Massimiliano Castellani, Avvenire 22/12/2013, 22 dicembre 2013
LA PRIMA SQUADRA DEI MORATTI
Quando la squadra di Angelo Moratti alla domenica perdeva, nessuno dagli spalti poteva inveire con il classico «andate a lavorare», perché quegli stessi calciatori, al lunedì scendevano nelle viscere della terra, in miniera, al servizio della ditta del patron. Quella squadra non era naturalmente l’Inter, anche se la passione era già accesa nel cuore del Presidente che volle che gli undici della Somintra, così si chiamava la società, indossassero le maglie nerazzurre. Il primo club gestito dalla famiglia Moratti fu infatti un capriccio e un dopolavoro a tutti gli effetti della Società Mineraria del Trasimeno di Pietrafitta (Perugia). L’impresa acquistata da Angelo Moratti nel 1942. Un piccolo colosso dell’estrazione di lignite (250mila tonnellate l’anno la produzione del 1943) che dava lavoro a 1.800 operai.
Una comunità quella dei minatori di Pietrafitta, più popolata del vicino paese di Tavernelle, la cui squadra di calcio cominciò ad attirare l’attenzione del 37enne Moratti senior. Dopo il pranzo domenicale, al tavolo fisso alla locanda della Pia, «Moratti non disdegnava una visita al campo sportivo», racconta Michele Marzoli nel suo libro Leggenda gialloverde che narra la storia del Tavernelle, ma soprattutto la mitica stagione 1946-’47. L’unico campionato in cui la squadra locale in campo danzò in nerazzurro e sotto l’egida morattiana della Somintra. Una storia breve, umana e sportiva che avrebbe meritato le riprese cinematografiche dei maestri del Neorealismo, a cominciare dalla scena del reclutamento delle forze in campo.
«Se te la cavi con il gioco del pallone, t’assumono in miniera», questa era la voce che dalle colline del Trasimeno rimbalzava nelle piazze e sotto i campanili del perugino, in merito alla selezione dei 16 eroi della domenica che sarebbero entrati a far parte della compagine. L’occasione che offriva «il sor Angelo», era imperdibile, giocare a pallone alla domenica e ricevere uno stipendio da minatore a fine mese. Il presidente garantiva ai tesserati 800 lire al mese, quando ai tempi un impiegato delle poste arrivava a 930 lire. In più c’era il premio finale: un tesoretto da 2.500 lire.

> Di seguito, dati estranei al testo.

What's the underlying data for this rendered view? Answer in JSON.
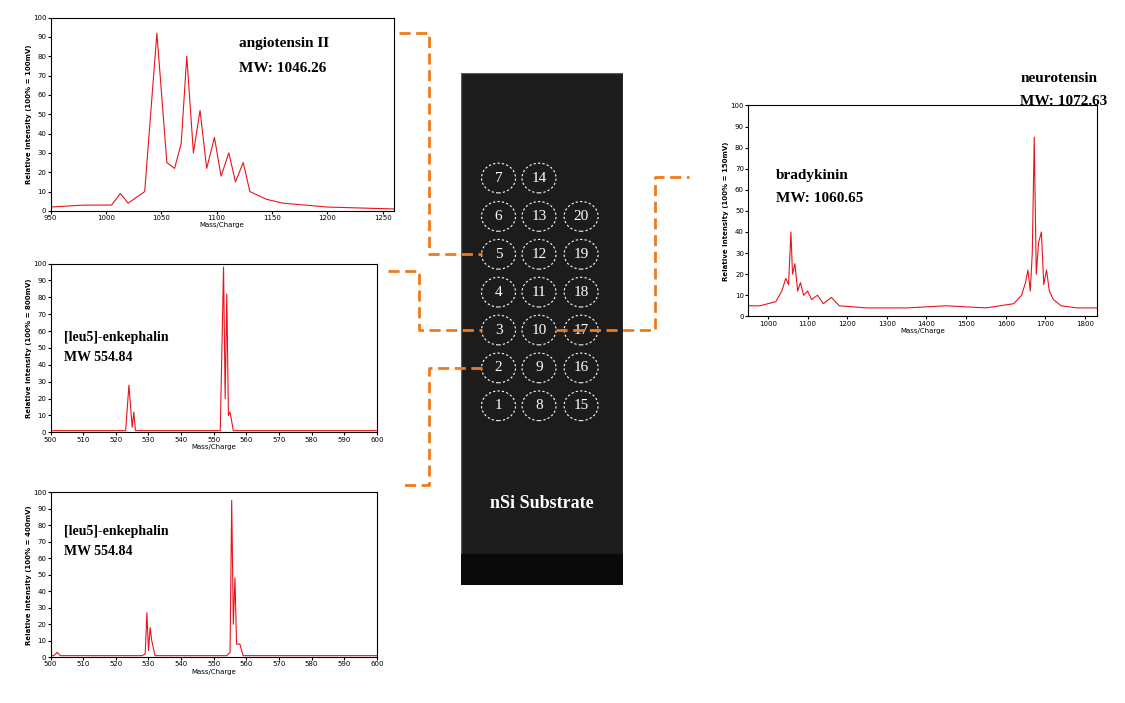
{
  "chart_data": [
    {
      "type": "line",
      "color": "#e8141c",
      "annotations": [
        "angiotensin II",
        "MW: 1046.26"
      ],
      "x_label": "Mass/Charge",
      "y_label": "Relative Intensity (100% = 100mV)",
      "x": [
        950,
        980,
        1005,
        1013,
        1020,
        1035,
        1046,
        1055,
        1062,
        1068,
        1073,
        1079,
        1085,
        1091,
        1098,
        1104,
        1111,
        1117,
        1124,
        1130,
        1145,
        1160,
        1200,
        1260
      ],
      "values": [
        2,
        3,
        3,
        9,
        4,
        10,
        92,
        25,
        22,
        35,
        80,
        30,
        52,
        22,
        38,
        18,
        30,
        15,
        25,
        10,
        6,
        4,
        2,
        1
      ],
      "xlim": [
        950,
        1260
      ],
      "xticks": [
        950,
        1000,
        1050,
        1100,
        1150,
        1200,
        1250
      ],
      "ylim": [
        0,
        100
      ],
      "yticks": [
        0,
        10,
        20,
        30,
        40,
        50,
        60,
        70,
        80,
        90,
        100
      ],
      "grid": false
    },
    {
      "type": "line",
      "color": "#e8141c",
      "annotations": [
        "[leu5]-enkephalin",
        "MW 554.84"
      ],
      "x_label": "Mass/Charge",
      "y_label": "Relative Intensity (100% = 800mV)",
      "x": [
        500,
        523,
        524,
        525,
        525.5,
        526,
        552,
        553,
        553.5,
        554,
        554.5,
        555,
        556,
        600
      ],
      "values": [
        1,
        1,
        28,
        3,
        12,
        1,
        1,
        98,
        20,
        82,
        10,
        12,
        1,
        1
      ],
      "xlim": [
        500,
        600
      ],
      "xticks": [
        500,
        510,
        520,
        530,
        540,
        550,
        560,
        570,
        580,
        590,
        600
      ],
      "ylim": [
        0,
        100
      ],
      "yticks": [
        0,
        10,
        20,
        30,
        40,
        50,
        60,
        70,
        80,
        90,
        100
      ],
      "grid": false
    },
    {
      "type": "line",
      "color": "#e8141c",
      "annotations": [
        "[leu5]-enkephalin",
        "MW 554.84"
      ],
      "x_label": "Mass/Charge",
      "y_label": "Relative Intensity (100% = 400mV)",
      "x": [
        500,
        501,
        502,
        503,
        528,
        529,
        529.5,
        530,
        530.5,
        531,
        532,
        554,
        555,
        555.5,
        556,
        556.5,
        557,
        558,
        559,
        600
      ],
      "values": [
        1,
        1,
        3,
        1,
        1,
        2,
        27,
        4,
        18,
        10,
        1,
        1,
        3,
        95,
        20,
        48,
        8,
        8,
        1,
        1
      ],
      "xlim": [
        500,
        600
      ],
      "xticks": [
        500,
        510,
        520,
        530,
        540,
        550,
        560,
        570,
        580,
        590,
        600
      ],
      "ylim": [
        0,
        100
      ],
      "yticks": [
        0,
        10,
        20,
        30,
        40,
        50,
        60,
        70,
        80,
        90,
        100
      ],
      "grid": false
    },
    {
      "type": "line",
      "color": "#e8141c",
      "annotations": [
        "bradykinin",
        "MW: 1060.65",
        "neurotensin",
        "MW: 1072.63"
      ],
      "x_label": "Mass/Charge",
      "y_label": "Relative Intensity (100% = 150mV)",
      "x": [
        950,
        980,
        1000,
        1020,
        1035,
        1045,
        1052,
        1058,
        1062,
        1068,
        1075,
        1082,
        1090,
        1100,
        1110,
        1125,
        1140,
        1160,
        1180,
        1250,
        1350,
        1450,
        1550,
        1620,
        1640,
        1650,
        1656,
        1662,
        1667,
        1672,
        1677,
        1683,
        1690,
        1696,
        1703,
        1710,
        1720,
        1740,
        1780,
        1830
      ],
      "values": [
        5,
        5,
        6,
        7,
        12,
        18,
        15,
        40,
        20,
        25,
        12,
        16,
        10,
        12,
        8,
        10,
        6,
        9,
        5,
        4,
        4,
        5,
        4,
        6,
        10,
        16,
        22,
        12,
        30,
        85,
        20,
        35,
        40,
        15,
        22,
        12,
        8,
        5,
        4,
        4
      ],
      "xlim": [
        950,
        1830
      ],
      "xticks": [
        1000,
        1100,
        1200,
        1300,
        1400,
        1500,
        1600,
        1700,
        1800
      ],
      "ylim": [
        0,
        100
      ],
      "yticks": [
        0,
        10,
        20,
        30,
        40,
        50,
        60,
        70,
        80,
        90,
        100
      ],
      "grid": false
    }
  ],
  "substrate": {
    "label": "nSi Substrate",
    "columns": [
      [
        "7",
        "6",
        "5",
        "4",
        "3",
        "2",
        "1"
      ],
      [
        "14",
        "13",
        "12",
        "11",
        "10",
        "9",
        "8"
      ],
      [
        "20",
        "19",
        "18",
        "17",
        "16",
        "15"
      ]
    ],
    "linked_spots": [
      "5",
      "3",
      "2",
      "10"
    ]
  }
}
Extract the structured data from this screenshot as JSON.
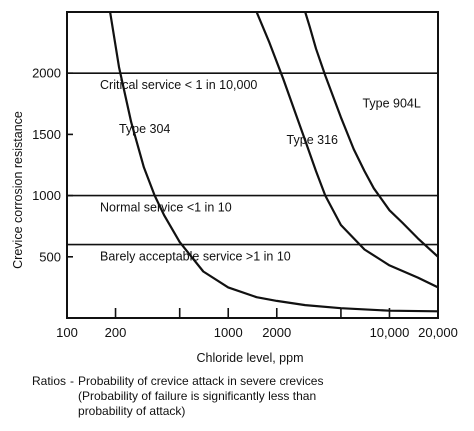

Una fortuna da inseguire ad ogni costo in quel campionato di Prima divisione umbra in cui si iscrisse la Somintra che disputava le partite interne nel campo ad un passo dalla miniera, lo stadio di Gratiano Acquaiola.
Incitati dal coro dei tifosiminatori: «Olio, petrolio, benzina minerale, per batter la Somintra ci vuole la Nazionale», gli esordi furono trionfali. Patron Moratti si gasava per la cavalcata dei nerazzurri che non conoscevano il pareggio, 8 vittorie e 2 sconfitte. Difesa granitica con il portiere Tippolotti che risultò il meno battuto del torneo (8 gol subiti).
La promozione in C sembrava a portata di mano, ma alla fase finale si presentò l’Orvietana dell’ex milanista Carlo Cevenini che infranse per sempre il sogno. Era il primo “5 maggio morattiano”, quello del 1947, e la sconfitta (3-2) chiuse definitivamente la pagina avventurosa dei minatori umbri del pallone. Il sor Angelo pochi giorni dopo salutò: salì sull’auto di Giorgio Enrico Falk diretto verso la Sicilia: ad Augusta per aprire la raffineria Rasiom. Al calcio Moratti senior sarebbe tornato nel 1955, diventando presidente di quell’Inter che il figlio Massimo dopo averla rilevata da Ernesto Pellegrini 18 anni fa, ha appena consegnato nelle mani di Erick Thohir.